Она падала в бездну. Почему-то вспоминалось то время, когда её сын заболел ветрянкой, а она вдруг решила, что он в смертельной опасности, и стала кричать. Она и не представляла, что способна так страшно кричать. И даже то, что она своим криком напугает сына, не останавливало её. Что-то запредельно страшное, глубинное рвалось из неё наружу. И она не могла сдержаться. Она помнит испуганные глаза трёхлетнего малыша и белое от ужаса лицо мужа. Что это было тогда, сказать трудно. Было ли это предчувствием грядущих событий? Или предвестием её душевного нездоровья? Теперь не имеет значения. Потому что всему своё время. И её время пришло.
Чёрный провал принял и поглотил её.
– Здесь! – Он воткнул в землю кол и стукнул сверху молотом.
– Но почему здесь, Гордей? – спросила высоким взволнованным голосом женщина и поёжилась. – Место какое-то холодное, неуютное. Это же яр.
– А на яру и смерть красна! – Мужчина поднял голову, подставляя лицо ветру.
– Вот именно. Пугает меня место это безлюдное. Ни животных, ни души человеческой. Вона даже птиц не видно. Будто стороной обходят.
– Так мы первые будем. А там, глядишь, и другие подтянутся. Места сколько! Ого-го! – Мужчина раскинул руки и обернулся вокруг своей оси. – Земля здесь хорошая, плодородная и ничейная.

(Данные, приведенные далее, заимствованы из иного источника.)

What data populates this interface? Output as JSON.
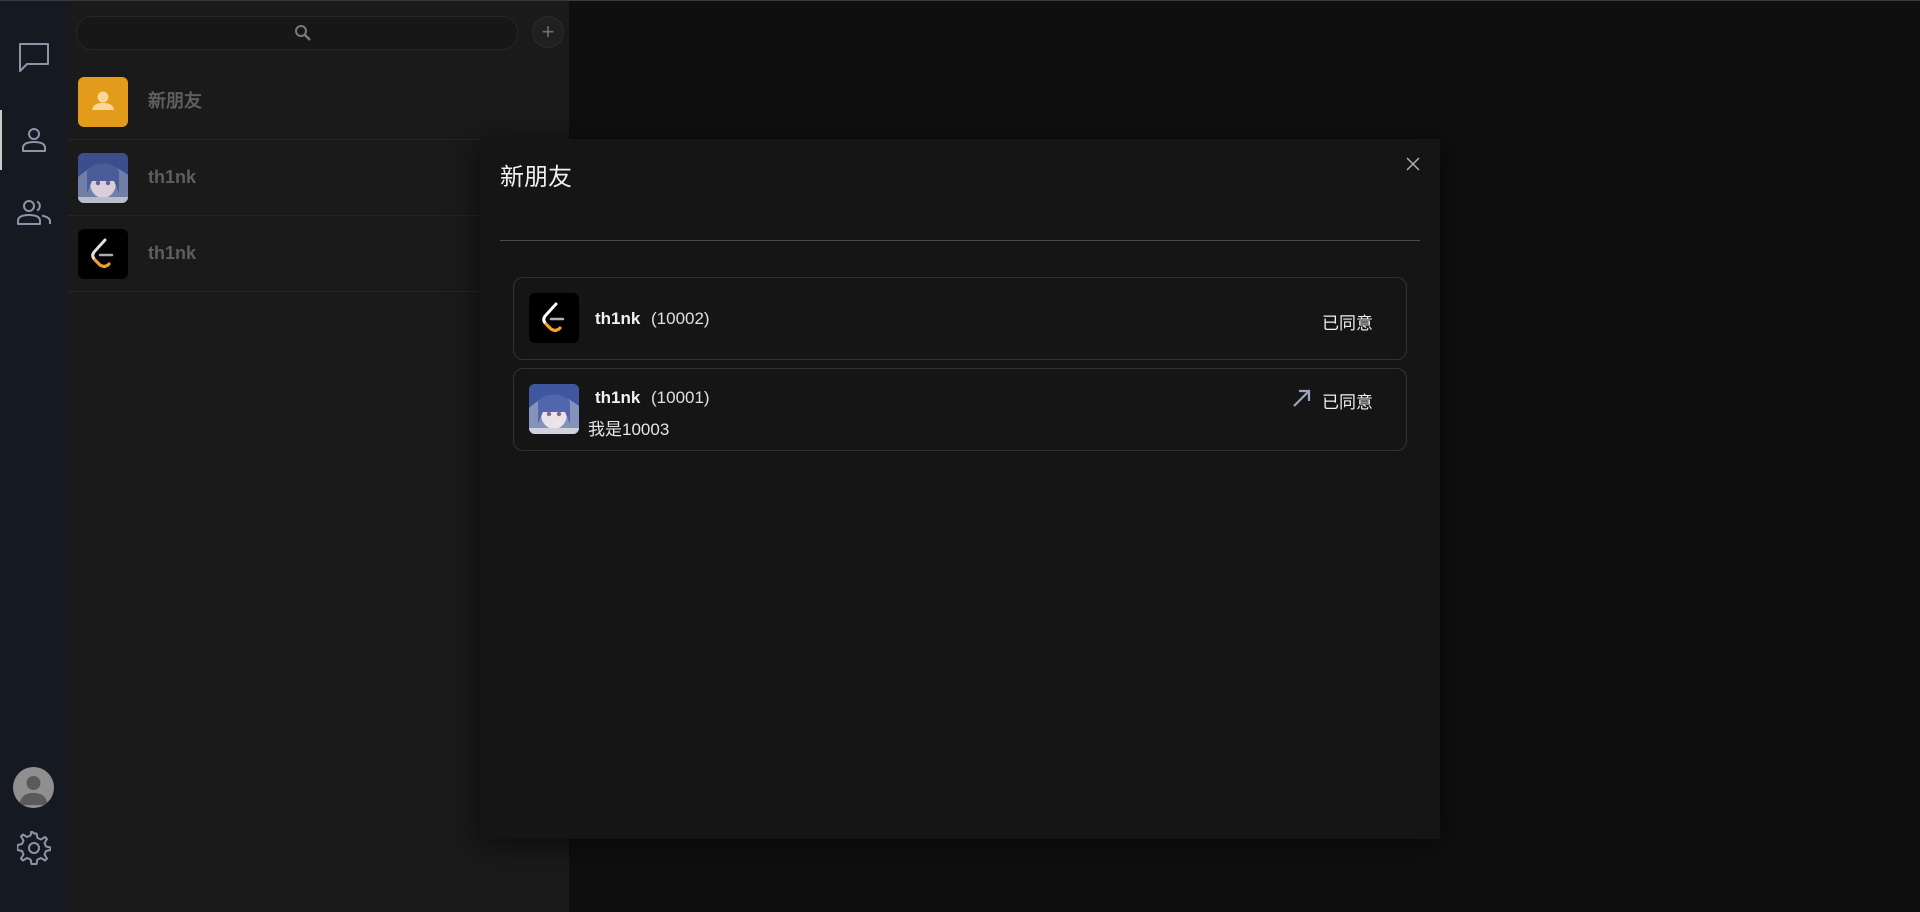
{
  "sidebar": {
    "items": [
      {
        "name": "chat",
        "icon": "chat-bubble-icon"
      },
      {
        "name": "contacts",
        "icon": "person-icon",
        "active": true
      },
      {
        "name": "groups",
        "icon": "group-icon"
      }
    ],
    "bottom": [
      {
        "name": "profile",
        "icon": "avatar-icon"
      },
      {
        "name": "settings",
        "icon": "gear-icon"
      }
    ]
  },
  "contacts": {
    "search_placeholder": "",
    "add_label": "+",
    "items": [
      {
        "label": "新朋友",
        "avatar": "new-friend-avatar"
      },
      {
        "label": "th1nk",
        "avatar": "anime-avatar"
      },
      {
        "label": "th1nk",
        "avatar": "leetcode-avatar"
      }
    ]
  },
  "modal": {
    "title": "新朋友",
    "requests": [
      {
        "name": "th1nk",
        "id": "(10002)",
        "message": "",
        "status": "已同意",
        "direction": "incoming",
        "avatar": "leetcode-avatar"
      },
      {
        "name": "th1nk",
        "id": "(10001)",
        "message": "我是10003",
        "status": "已同意",
        "direction": "outgoing",
        "avatar": "anime-avatar"
      }
    ]
  },
  "colors": {
    "accent": "#e39b1b",
    "rail_bg": "#141922",
    "pane_bg": "#1a1a1a",
    "modal_bg": "#151515"
  }
}
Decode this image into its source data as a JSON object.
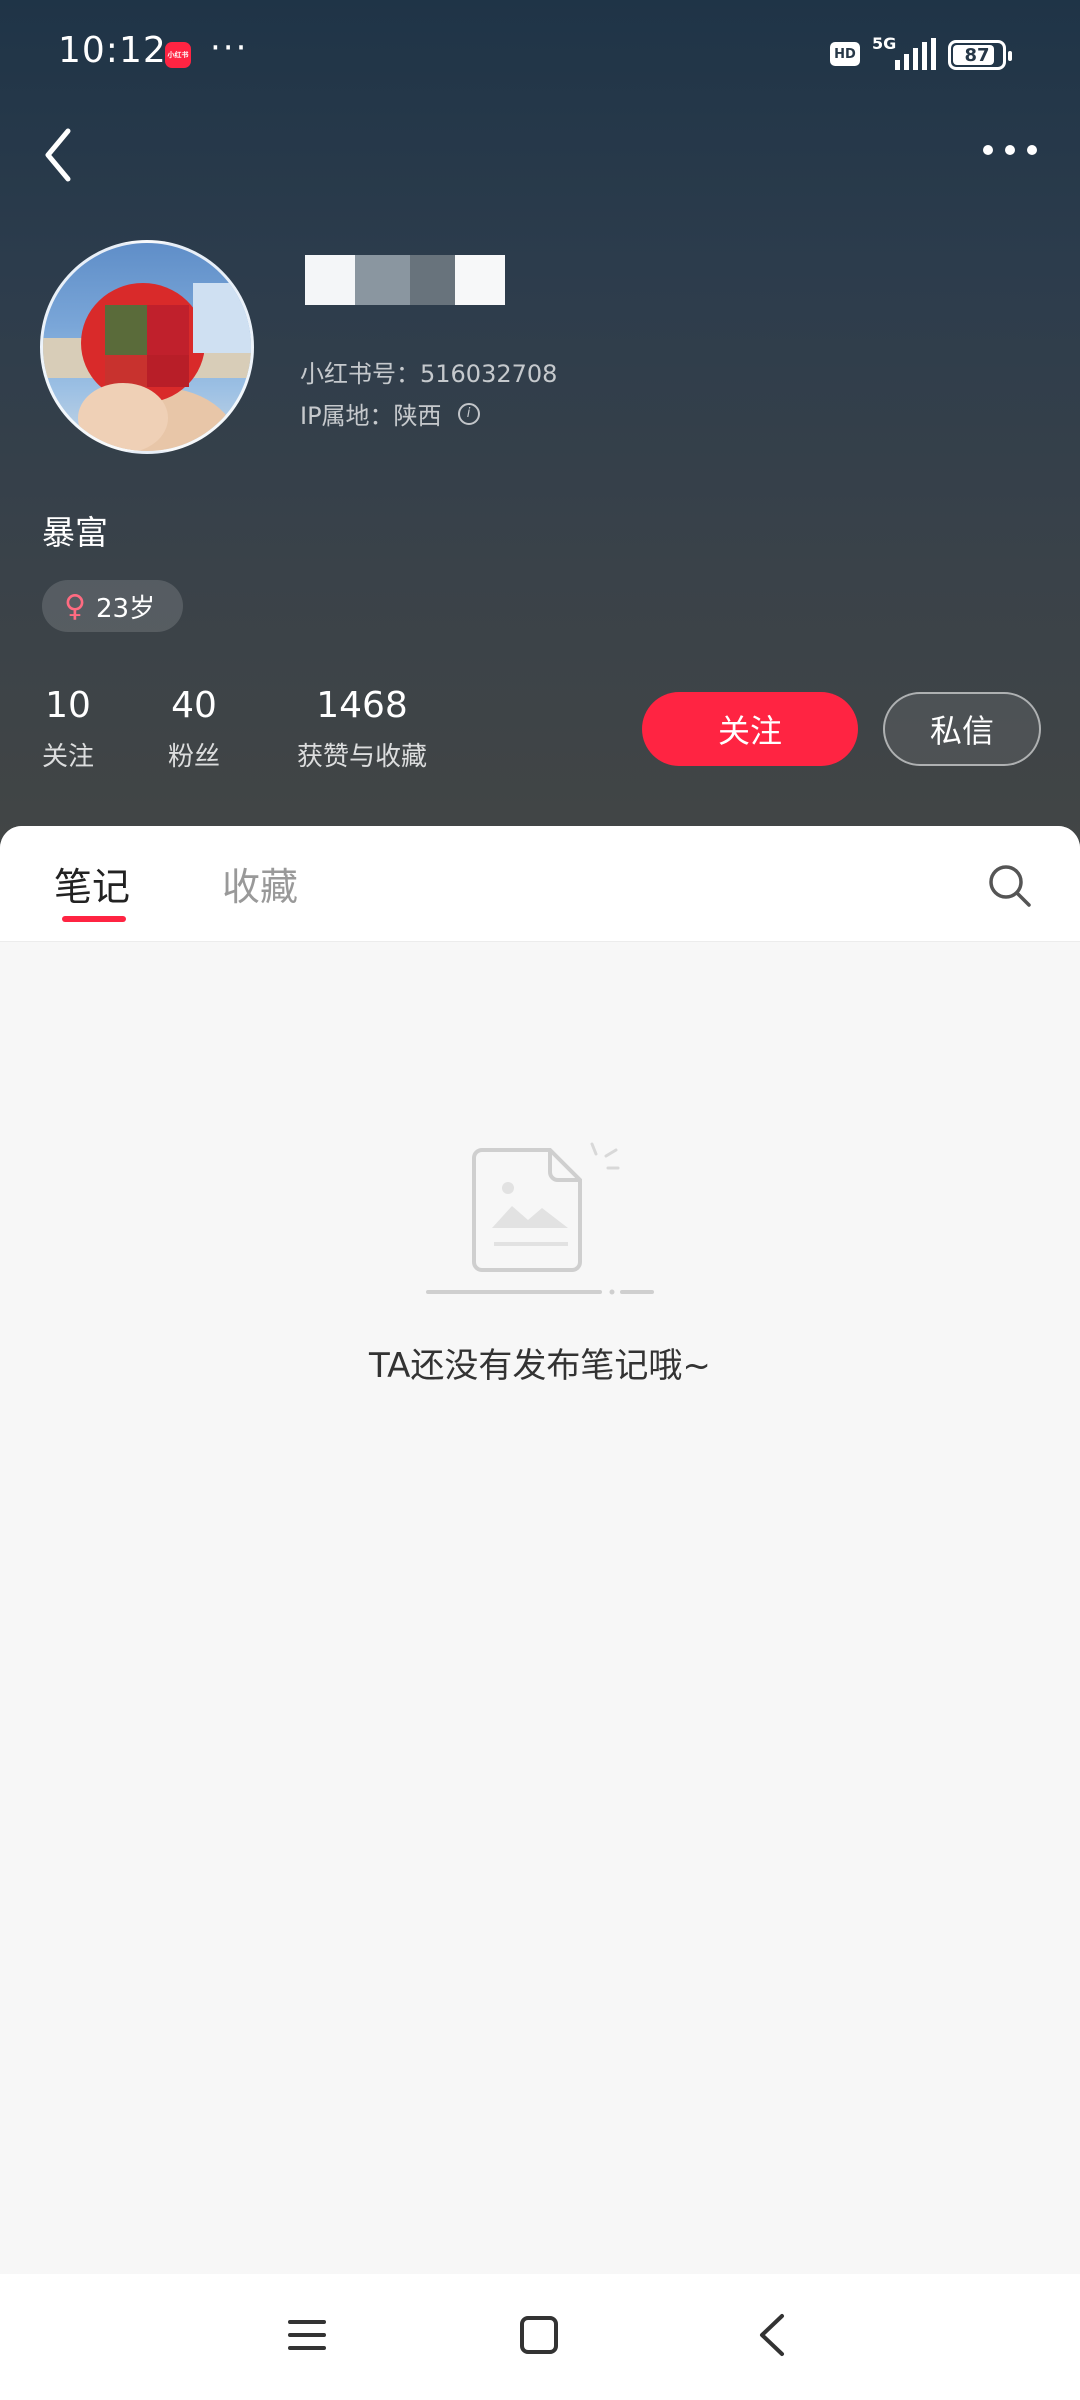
{
  "status_bar": {
    "time": "10:12",
    "app_icon_text": "小红书",
    "network": "5G",
    "hd": "HD",
    "battery": "87"
  },
  "profile": {
    "redbook_id": "小红书号：516032708",
    "ip_location": "IP属地：陕西",
    "bio": "暴富",
    "age": "23岁"
  },
  "stats": [
    {
      "value": "10",
      "label": "关注"
    },
    {
      "value": "40",
      "label": "粉丝"
    },
    {
      "value": "1468",
      "label": "获赞与收藏"
    }
  ],
  "actions": {
    "follow": "关注",
    "message": "私信"
  },
  "tabs": [
    {
      "label": "笔记",
      "active": true
    },
    {
      "label": "收藏",
      "active": false
    }
  ],
  "empty_state": {
    "text": "TA还没有发布笔记哦~"
  },
  "colors": {
    "accent": "#ff2442",
    "header_top": "#1f3447",
    "header_bottom": "#434645"
  },
  "icons": {
    "back": "chevron-left-icon",
    "more": "more-dots-icon",
    "search": "search-icon",
    "info": "info-icon",
    "female": "female-icon"
  }
}
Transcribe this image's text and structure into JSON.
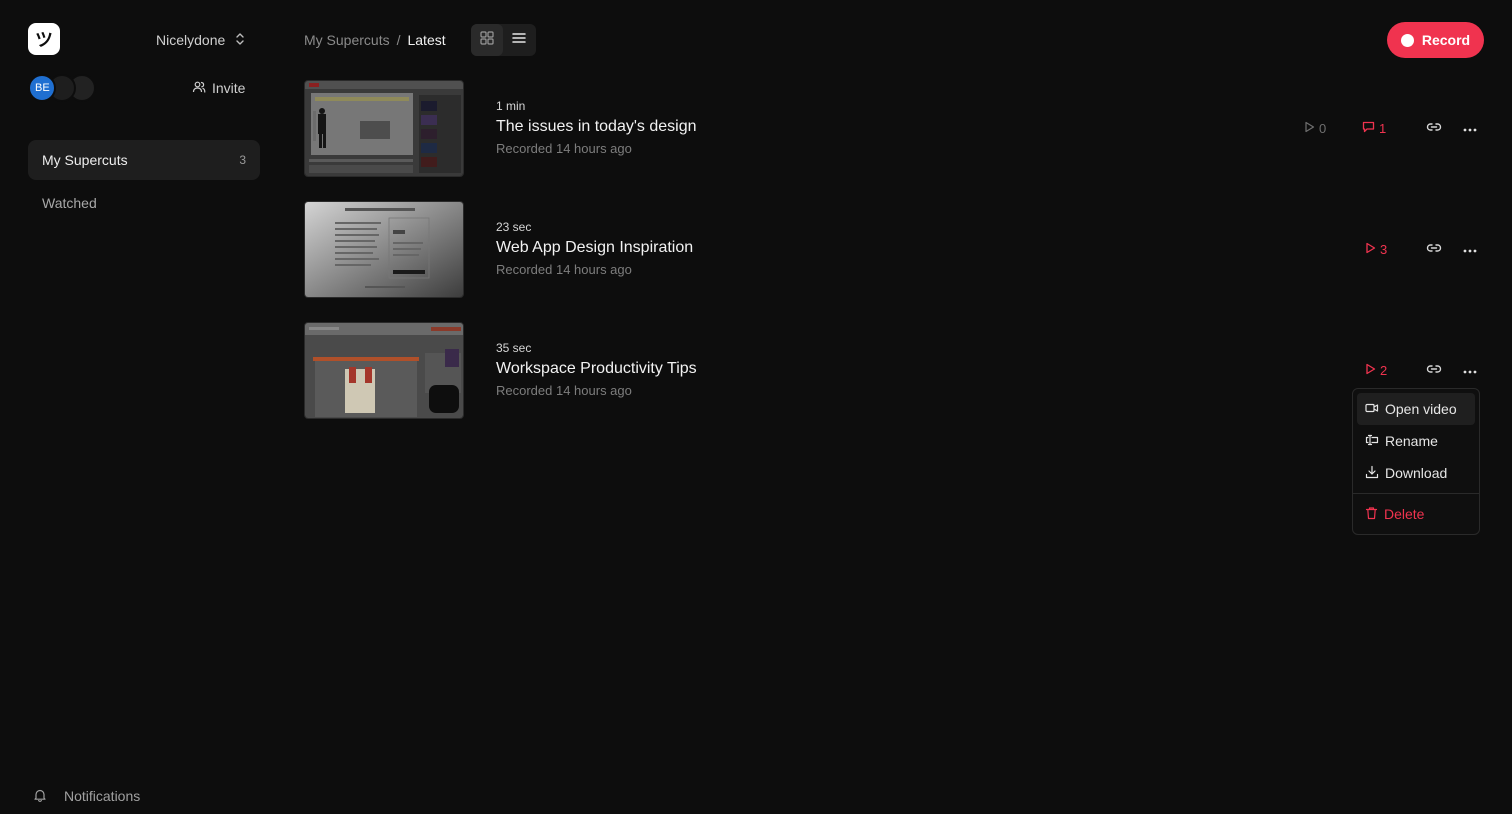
{
  "sidebar": {
    "logo_glyph": "ツ",
    "workspace_name": "Nicelydone",
    "avatar_initials": "BE",
    "invite_label": "Invite",
    "nav": [
      {
        "label": "My Supercuts",
        "count": "3",
        "active": true
      },
      {
        "label": "Watched",
        "active": false
      }
    ],
    "notifications_label": "Notifications"
  },
  "header": {
    "breadcrumb_parent": "My Supercuts",
    "breadcrumb_separator": "/",
    "breadcrumb_current": "Latest",
    "record_label": "Record"
  },
  "videos": [
    {
      "duration": "1 min",
      "title": "The issues in today's design",
      "recorded": "Recorded 14 hours ago",
      "views": "0",
      "comments": "1"
    },
    {
      "duration": "23 sec",
      "title": "Web App Design Inspiration",
      "recorded": "Recorded 14 hours ago",
      "views": "3"
    },
    {
      "duration": "35 sec",
      "title": "Workspace Productivity Tips",
      "recorded": "Recorded 14 hours ago",
      "views": "2"
    }
  ],
  "menu": {
    "items": [
      {
        "label": "Open video",
        "icon": "video-icon"
      },
      {
        "label": "Rename",
        "icon": "rename-icon"
      },
      {
        "label": "Download",
        "icon": "download-icon"
      }
    ],
    "delete_label": "Delete"
  },
  "colors": {
    "accent": "#f0334f",
    "background": "#0d0d0d",
    "surface": "#1e1e1e",
    "avatar_blue": "#1f6fd1"
  }
}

Бери, сколько можешь.
– Отшельник ты, Гордей. Людей не любишь, сторонишься.
– А за что их любить, Глуша? Я их нутро знаю, насквозь вижу, потому и не люблю. – Он приобнял её за плечи, прижал к себе. – Мягкая ты! Аппетитная! Сейчас колья вобью и… – глянул на молодое с раскидистой кроной дерево. – Вот тут, под каштаном, попежимся, ать? Семя своё надо тут оставить, чтоб дети наши и их дети здесь жили и дом свой любили.
– Как же тут? На земле, што ль?
– Так на траве, не на земле, платок свой расстели да кофту брось… Ай, – откинул молот. – Успеется с кольями. – Расстегнул пуговицу на штанах.
Гликерия как раз вошла в ту пору женской красы, когда уже и не девочка, но ещё и не старуха. Хищное время пока только готовилось наложить свою лапу на её сияющую красоту. Но это произойдёт нескоро.
В любви он был неистов. Она податлива. Осознание своей женской силы придавало ей особую прелесть, которую ему хотелось выпить из её приоткрытого рта всю, без остатка. Выпить и наполнить снова, именно здесь, под шелест молодого каштана, единственного свидетеля их любовной утехи.
Гордей встал, поправил ворот съехавшей набок рубахи, натянул штаны, застегнул пуговицу, подобрал молот и мешок с кольями и пошёл размечать территорию.
Прикрыв глаза в истоме успокоения, растворённая каждой клеточкой своего тела в безмятежности, Глуша замерла. Он был с ней. Он был внутри неё. Это ли не счастье?